The discursive strength of contemporary fascism is that it superficially appears to alleviate over-complexity and un-accountability through its decisionism, while itself being inherently contradictory, irrationalist, and highly messy - often literally, like the interior of Boris Johnson’s car, or the outer appearance of Javier Milei. It promises populist diskarte instead of crapular technocracy. Precisely because of its subjectivism, which includes messiness and chaos, it appears to be a more grounded and honest form of decisionism and fascism than the abstracted decisionism and fascism of big data systems. It is a politics that can even be openly and ostensibly crapular without the crapularity appearing as failure.
This also explains what has fundamentally changed since I wrote my essay in 2016: Big data fascism and populist-decisionist fascism have now fully converged, as we see, among others, in Elon Musk’s role in the second Trump administration and Peter Thiel as a major backer of Vice President JD Vance. In 2016, this convergence had existed only as a utopia in “dark enlightenment” accelerationist circles.
In contemporary - or more precisely: postmodern libertarian - fascism, the crapularity is physically enacted, as in the orange-haired nihilist chaos-clown performances of Trump, Wilders, and Johnson (which are themselves fashion reenactments of Johnny Rotten’s 1977 punk hairstyle, with Wilders being a punk rock fan and Rotten/Lydon a present-day Trump supporter). This fascism is postmodern because it offers no grand narrative except ruined, fragmentary evocations of nostalgia (such as “MAGA/Make America Great Again”) that function first of all as memes. It is carnival in Bakhtin’s sense while weaponizing the carnevalesque, with its libertarian politics and aesthetics of transgression being textbook examples of what Lyotard had analysed as libidinal economy in the early 1970s.
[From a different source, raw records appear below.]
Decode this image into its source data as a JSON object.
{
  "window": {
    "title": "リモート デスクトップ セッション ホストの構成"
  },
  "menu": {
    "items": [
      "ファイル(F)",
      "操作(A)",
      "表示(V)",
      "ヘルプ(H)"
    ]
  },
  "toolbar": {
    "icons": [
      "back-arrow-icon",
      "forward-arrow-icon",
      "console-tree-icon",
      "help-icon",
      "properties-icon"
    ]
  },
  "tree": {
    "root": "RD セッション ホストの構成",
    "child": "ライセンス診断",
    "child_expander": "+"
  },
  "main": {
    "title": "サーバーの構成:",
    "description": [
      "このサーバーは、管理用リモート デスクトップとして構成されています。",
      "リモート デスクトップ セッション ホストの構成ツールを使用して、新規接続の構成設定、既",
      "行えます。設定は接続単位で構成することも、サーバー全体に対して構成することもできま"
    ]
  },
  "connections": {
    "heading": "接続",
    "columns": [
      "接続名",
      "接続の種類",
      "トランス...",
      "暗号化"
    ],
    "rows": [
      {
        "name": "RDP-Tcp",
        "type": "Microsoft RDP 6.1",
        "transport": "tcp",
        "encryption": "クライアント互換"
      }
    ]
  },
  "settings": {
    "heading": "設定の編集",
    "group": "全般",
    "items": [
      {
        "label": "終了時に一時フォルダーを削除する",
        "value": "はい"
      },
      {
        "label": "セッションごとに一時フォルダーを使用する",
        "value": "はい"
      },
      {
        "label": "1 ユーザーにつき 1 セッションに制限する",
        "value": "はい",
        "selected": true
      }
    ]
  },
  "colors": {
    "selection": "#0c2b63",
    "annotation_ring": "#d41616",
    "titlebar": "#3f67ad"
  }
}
Overtly embracing of the crapularity, postmodern fascism has made itself seemingly invulnerable. Like the hedgehog and the hare, it always appears to be ahead of its opponents. This is why both bourgeois-enlightened and neoliberal-technocratic liberalism, as well as classical Marxism, fail in their attempts of debunking postmodern fascism by pointing out its internal contradictions.
References:
[1] Florian Cramer, The Kaleidoscope Constraint: The automation of arts, seen from its dead ends, conference paper, 2020, http://cramer.pleintekst.nl/essays/kaleidoscope_constraint/, revised version to be in German in a forthcoming book on generative AI poetics edited by Ann Cotten and Hannes Bajohr, Berlin: Matthes & Seitz, 2025.
[2] In the forthcoming essay “Against the [cozy] prettyprinters: a defense of crappy print” by Florian Cramer, Marc van Elburg and Clara Balaguer, in: Annette Gilbert and Andreas Bülhoff (eds.), Library of Artistic Print-on-Demand. Post-Digital Publishing in Times of Platform Capitalism, Leipzig: Spector Books, 2025.